JAKARTA – Menteri Perencanaan Pembangunan Nasional (PPN) /Kepala Bappenas Bambang Brodjonegoro menilai implementasi kebijakan biodiesel 20% (B20) harus selaras dengan perkembangan industri, terutama industri otomotif

“Dalam implementasinya, ini harus in-line dengan perkembangan di sektor perindustrian, terutama di industri otomotif atau mesin yang menggunakan diesel,” kata dia, di Kantor Bappenas, Jakarta, Rabu (8/8).

Bambang menuturkan, sebelum pemerintah menerapkan B20, beberapa tahun yang lalu pemerintah juga sudah menerapkan semacam aturan kepada industri otomotif atau mesin bahwa pada tahun tertentu mereka sudah harus bisa mengadopsi kombinasi 80% solar ditambah 20% CPO (crude palm oil).

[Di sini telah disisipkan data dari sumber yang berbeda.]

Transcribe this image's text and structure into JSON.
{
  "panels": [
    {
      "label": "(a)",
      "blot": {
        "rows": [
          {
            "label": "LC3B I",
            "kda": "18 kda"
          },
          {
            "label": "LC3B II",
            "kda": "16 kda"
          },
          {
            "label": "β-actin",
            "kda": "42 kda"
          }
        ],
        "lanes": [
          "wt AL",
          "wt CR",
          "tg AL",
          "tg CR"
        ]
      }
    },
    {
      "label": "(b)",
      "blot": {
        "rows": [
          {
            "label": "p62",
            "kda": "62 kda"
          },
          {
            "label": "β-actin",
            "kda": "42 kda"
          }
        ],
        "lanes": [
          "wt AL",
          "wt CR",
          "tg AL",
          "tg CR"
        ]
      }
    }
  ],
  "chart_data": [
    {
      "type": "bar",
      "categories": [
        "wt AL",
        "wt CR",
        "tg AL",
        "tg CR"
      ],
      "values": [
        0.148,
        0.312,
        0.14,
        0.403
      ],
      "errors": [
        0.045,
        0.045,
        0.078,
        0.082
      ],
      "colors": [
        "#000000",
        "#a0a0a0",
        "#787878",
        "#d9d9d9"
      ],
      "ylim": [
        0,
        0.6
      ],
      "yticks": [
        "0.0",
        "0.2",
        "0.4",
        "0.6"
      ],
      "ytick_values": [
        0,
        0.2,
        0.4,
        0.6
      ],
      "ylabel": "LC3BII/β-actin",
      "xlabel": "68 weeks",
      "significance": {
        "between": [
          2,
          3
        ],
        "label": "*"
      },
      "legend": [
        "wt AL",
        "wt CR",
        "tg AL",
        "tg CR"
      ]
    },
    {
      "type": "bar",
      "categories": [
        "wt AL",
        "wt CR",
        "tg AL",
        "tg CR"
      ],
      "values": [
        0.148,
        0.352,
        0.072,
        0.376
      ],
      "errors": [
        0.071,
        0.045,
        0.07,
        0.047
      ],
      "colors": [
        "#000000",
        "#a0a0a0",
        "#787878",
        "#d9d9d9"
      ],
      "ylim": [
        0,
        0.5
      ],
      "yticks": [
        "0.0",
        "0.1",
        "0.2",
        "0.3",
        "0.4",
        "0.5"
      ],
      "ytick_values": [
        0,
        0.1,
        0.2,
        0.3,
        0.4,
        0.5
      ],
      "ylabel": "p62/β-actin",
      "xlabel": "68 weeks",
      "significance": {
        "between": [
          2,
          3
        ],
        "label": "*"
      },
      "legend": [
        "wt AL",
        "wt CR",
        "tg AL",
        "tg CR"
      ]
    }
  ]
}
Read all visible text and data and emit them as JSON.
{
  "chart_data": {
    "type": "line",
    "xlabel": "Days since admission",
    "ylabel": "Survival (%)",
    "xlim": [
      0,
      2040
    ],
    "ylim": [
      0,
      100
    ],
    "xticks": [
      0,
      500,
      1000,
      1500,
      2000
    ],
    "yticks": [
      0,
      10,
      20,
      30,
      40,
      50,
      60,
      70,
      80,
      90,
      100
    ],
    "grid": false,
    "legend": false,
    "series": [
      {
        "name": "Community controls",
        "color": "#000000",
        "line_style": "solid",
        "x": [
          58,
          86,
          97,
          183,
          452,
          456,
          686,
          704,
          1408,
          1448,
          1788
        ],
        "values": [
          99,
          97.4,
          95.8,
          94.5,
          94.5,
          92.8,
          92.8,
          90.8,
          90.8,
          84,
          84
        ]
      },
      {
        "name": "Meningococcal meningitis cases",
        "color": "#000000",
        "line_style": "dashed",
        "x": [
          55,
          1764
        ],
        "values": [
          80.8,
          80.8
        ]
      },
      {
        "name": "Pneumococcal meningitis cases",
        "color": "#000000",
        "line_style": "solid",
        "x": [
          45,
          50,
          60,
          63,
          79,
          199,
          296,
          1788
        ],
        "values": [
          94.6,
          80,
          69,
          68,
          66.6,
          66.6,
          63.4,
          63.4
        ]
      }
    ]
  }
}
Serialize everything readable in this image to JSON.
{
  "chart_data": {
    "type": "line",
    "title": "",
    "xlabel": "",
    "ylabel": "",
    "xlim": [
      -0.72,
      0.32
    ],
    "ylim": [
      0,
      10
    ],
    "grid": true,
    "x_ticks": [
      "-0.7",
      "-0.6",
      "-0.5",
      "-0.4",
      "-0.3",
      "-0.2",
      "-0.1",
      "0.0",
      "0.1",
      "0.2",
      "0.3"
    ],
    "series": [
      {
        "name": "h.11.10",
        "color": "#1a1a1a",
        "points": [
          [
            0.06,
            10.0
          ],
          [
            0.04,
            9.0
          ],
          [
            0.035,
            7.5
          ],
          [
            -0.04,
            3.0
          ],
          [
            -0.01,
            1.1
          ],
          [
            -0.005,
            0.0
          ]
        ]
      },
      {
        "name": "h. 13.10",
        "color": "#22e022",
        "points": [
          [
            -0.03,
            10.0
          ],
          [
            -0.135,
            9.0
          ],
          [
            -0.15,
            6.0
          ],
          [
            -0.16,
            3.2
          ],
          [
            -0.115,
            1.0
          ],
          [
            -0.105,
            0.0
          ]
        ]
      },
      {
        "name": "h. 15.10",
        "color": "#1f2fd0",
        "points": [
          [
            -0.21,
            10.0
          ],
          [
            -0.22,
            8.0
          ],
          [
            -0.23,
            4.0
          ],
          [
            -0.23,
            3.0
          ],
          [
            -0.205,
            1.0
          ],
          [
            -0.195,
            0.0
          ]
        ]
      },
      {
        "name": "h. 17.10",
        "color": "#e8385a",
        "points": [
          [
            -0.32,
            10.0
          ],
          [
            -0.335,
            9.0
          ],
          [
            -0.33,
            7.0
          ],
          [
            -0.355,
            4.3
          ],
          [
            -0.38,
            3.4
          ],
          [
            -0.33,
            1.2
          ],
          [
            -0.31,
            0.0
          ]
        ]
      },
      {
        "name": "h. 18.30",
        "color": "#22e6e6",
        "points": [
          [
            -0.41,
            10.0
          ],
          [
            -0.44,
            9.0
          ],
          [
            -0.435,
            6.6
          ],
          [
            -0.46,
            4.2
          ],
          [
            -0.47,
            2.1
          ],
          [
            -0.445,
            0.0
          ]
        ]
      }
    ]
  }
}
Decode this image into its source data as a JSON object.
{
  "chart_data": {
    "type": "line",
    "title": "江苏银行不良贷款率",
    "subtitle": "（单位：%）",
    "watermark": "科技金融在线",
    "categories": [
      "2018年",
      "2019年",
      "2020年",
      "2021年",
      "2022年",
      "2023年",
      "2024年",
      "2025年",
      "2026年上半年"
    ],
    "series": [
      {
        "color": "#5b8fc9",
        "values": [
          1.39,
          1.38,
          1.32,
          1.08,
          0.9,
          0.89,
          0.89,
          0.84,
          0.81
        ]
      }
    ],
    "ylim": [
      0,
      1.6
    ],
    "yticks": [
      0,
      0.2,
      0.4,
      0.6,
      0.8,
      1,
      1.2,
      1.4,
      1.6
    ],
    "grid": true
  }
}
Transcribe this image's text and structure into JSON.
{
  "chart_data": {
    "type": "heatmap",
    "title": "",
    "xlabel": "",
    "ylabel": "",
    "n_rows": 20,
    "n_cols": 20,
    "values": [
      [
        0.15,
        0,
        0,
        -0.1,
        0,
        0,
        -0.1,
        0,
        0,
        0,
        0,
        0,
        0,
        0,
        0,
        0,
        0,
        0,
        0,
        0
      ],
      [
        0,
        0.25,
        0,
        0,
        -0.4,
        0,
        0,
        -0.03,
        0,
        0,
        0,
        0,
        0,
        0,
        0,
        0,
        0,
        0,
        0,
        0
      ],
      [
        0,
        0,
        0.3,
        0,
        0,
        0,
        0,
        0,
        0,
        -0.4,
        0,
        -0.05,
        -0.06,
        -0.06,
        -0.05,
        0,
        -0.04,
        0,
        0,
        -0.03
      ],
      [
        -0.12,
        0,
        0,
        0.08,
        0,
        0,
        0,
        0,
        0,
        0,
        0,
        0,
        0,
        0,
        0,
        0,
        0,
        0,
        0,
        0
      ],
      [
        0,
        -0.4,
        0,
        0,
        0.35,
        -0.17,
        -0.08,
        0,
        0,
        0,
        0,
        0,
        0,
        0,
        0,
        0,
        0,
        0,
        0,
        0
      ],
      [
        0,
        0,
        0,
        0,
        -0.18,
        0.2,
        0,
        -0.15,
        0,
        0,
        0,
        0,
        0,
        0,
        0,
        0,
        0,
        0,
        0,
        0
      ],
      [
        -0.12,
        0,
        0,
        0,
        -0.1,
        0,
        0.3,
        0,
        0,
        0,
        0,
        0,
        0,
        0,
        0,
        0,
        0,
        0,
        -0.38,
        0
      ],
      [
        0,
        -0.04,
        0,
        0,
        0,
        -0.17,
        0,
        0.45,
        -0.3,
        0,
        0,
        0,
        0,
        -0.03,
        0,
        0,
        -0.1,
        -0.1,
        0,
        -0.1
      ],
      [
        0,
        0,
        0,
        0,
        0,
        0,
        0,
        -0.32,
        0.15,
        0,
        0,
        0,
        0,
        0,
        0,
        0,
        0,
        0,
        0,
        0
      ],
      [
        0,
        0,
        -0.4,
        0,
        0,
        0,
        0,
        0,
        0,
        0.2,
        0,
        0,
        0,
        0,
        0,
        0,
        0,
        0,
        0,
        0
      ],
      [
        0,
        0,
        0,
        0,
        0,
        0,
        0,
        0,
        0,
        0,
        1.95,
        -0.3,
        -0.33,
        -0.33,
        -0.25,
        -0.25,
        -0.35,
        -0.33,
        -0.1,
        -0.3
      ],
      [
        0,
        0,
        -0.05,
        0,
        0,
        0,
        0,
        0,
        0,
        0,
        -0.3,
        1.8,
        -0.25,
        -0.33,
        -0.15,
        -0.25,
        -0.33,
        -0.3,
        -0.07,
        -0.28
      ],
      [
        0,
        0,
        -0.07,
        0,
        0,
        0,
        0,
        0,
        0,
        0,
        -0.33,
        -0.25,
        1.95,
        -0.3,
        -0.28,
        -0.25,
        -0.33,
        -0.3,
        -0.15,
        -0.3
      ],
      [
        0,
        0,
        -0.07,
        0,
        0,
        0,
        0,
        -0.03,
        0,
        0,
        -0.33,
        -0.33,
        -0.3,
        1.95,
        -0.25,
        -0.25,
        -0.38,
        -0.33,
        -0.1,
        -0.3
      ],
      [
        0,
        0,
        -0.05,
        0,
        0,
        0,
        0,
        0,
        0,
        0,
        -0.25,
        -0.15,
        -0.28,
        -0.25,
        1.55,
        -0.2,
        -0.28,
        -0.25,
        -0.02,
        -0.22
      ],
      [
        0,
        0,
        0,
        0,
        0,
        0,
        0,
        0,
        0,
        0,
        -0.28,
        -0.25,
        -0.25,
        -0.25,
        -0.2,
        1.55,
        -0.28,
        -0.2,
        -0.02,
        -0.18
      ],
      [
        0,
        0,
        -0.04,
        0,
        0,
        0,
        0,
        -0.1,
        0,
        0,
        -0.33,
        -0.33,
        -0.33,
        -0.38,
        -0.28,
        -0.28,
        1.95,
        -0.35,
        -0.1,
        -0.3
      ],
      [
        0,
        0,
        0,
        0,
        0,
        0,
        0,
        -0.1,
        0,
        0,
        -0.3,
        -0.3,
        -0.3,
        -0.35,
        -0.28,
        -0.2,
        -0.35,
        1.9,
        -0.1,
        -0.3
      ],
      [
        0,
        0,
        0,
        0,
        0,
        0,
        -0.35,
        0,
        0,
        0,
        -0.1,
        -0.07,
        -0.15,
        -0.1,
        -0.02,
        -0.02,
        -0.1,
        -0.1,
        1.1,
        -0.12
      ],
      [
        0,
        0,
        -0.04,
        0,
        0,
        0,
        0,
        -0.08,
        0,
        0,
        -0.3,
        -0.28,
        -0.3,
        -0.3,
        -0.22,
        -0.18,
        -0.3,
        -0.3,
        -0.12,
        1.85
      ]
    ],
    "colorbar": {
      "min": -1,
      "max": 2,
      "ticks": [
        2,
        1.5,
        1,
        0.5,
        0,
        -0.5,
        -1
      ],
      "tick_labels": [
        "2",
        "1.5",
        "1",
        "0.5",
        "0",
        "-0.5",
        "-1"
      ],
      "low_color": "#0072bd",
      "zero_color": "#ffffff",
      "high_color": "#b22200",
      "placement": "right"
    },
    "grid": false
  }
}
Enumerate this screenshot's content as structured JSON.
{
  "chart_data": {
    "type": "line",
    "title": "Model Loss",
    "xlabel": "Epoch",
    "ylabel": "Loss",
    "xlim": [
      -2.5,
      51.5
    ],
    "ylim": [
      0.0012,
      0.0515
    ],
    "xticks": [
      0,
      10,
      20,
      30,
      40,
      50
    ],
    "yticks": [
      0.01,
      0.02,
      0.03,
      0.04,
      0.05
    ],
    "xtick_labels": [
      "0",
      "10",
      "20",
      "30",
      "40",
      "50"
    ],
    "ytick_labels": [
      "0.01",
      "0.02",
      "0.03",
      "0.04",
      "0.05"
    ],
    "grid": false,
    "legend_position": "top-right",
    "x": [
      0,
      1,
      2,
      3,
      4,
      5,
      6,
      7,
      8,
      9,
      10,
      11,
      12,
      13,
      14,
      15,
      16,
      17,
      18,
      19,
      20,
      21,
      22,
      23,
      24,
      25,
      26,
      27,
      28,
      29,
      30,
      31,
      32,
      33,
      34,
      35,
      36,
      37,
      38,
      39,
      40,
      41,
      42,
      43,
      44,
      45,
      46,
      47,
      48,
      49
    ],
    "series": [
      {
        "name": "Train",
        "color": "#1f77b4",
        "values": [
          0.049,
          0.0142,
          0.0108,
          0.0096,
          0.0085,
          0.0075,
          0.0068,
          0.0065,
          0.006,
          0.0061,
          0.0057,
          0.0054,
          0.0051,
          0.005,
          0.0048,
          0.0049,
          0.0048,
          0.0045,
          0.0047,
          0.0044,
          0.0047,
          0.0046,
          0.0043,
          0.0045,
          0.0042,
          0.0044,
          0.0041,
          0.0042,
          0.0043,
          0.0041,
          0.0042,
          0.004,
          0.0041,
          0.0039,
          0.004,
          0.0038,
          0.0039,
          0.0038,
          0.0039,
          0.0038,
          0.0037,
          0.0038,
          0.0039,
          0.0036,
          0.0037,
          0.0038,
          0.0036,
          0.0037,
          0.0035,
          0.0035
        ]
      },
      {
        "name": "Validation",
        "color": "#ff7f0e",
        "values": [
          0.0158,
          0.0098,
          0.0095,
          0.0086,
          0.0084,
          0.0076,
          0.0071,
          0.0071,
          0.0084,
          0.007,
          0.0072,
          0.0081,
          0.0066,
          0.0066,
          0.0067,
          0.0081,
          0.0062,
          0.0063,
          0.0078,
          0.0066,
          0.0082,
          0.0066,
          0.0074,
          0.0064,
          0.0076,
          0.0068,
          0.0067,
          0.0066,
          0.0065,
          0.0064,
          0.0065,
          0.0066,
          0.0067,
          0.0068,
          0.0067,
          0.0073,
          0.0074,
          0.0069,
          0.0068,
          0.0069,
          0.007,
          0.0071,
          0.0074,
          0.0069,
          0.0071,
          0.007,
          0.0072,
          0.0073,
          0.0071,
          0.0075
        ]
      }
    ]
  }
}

“Karena kadang-kadang isu yang saya dengar ketika dicampur itu menambah biaya, mengurangi daya tahan ataupun mengurangai performa. Jadi, dari awal agar industri itu antisipatif terhadap keharusan untuk mencampur karena keharusan mencampur itu adalah wewenang pemerintah,” kata Bambang.

Kendati demikian, lanjut Bambang, pemerintah juga sebelumnya harus memberikan informasi kepada pelaku industri bahwa mereka juga diberikan waktu untuk menyesuaikan diri terhadap kebijakan B20 tersebut

“Jangan sampai pemerintah punya aturan, tapi industri tetap merasa ia tidak harus melakukan apa-apa. Justru pemerintah yang harus memberikan keleluasaan pada industri,” ujar Bambang seperti dilansir Antara.

Pemerintah memang akan mewajibkan seluruh kendaraan diesel untuk menggunakan bahari bakar biodiesel 20% (B20) sebagai bauran antara solar dengan minyak sawit pada akhir 2018. Langkah pemerintah untuk mewajibkan B20 tersebut dalam upaya menghemat devisa dan mengurangi impor bahari bakar minyak (BBM).

Sebelumnya B20 dalam konsumsi solar hanya diwajibkan kepada kendaraan bersubsidi atau PSO seperti kereta api.

Namun B20 akan wajib digunakan pada kendaraan non-PSO seperti alat-alat berat di sektor pertambangan, traktor atau ekskavator, termasuk juga diperluas ke kendaraan-kendaraan pribadi.

Selain itu, dampak positif lain yang akan diterima para pelaku usaha adalah, dengan meningkatnya permintaan dalam negeri, akan mendongkrak harga CPO di pasar internasional. Saat ini, harga minyak nabati di pasar internasional juga turun. Salah satu faktornya adalah perang dagang antara Amerika dan China.

Sepanjang Mei 2018, harga CPO global bergerak di kisaran USS 650-670 per metrik ton dengan harga rata-rata USS 653,6 per metrik ton. Harga rata-rata Mei menurun USS 8,6 dibandingkan harga rata-rata pada April 2018 yang sebesar USS 662,2 per metrik ton.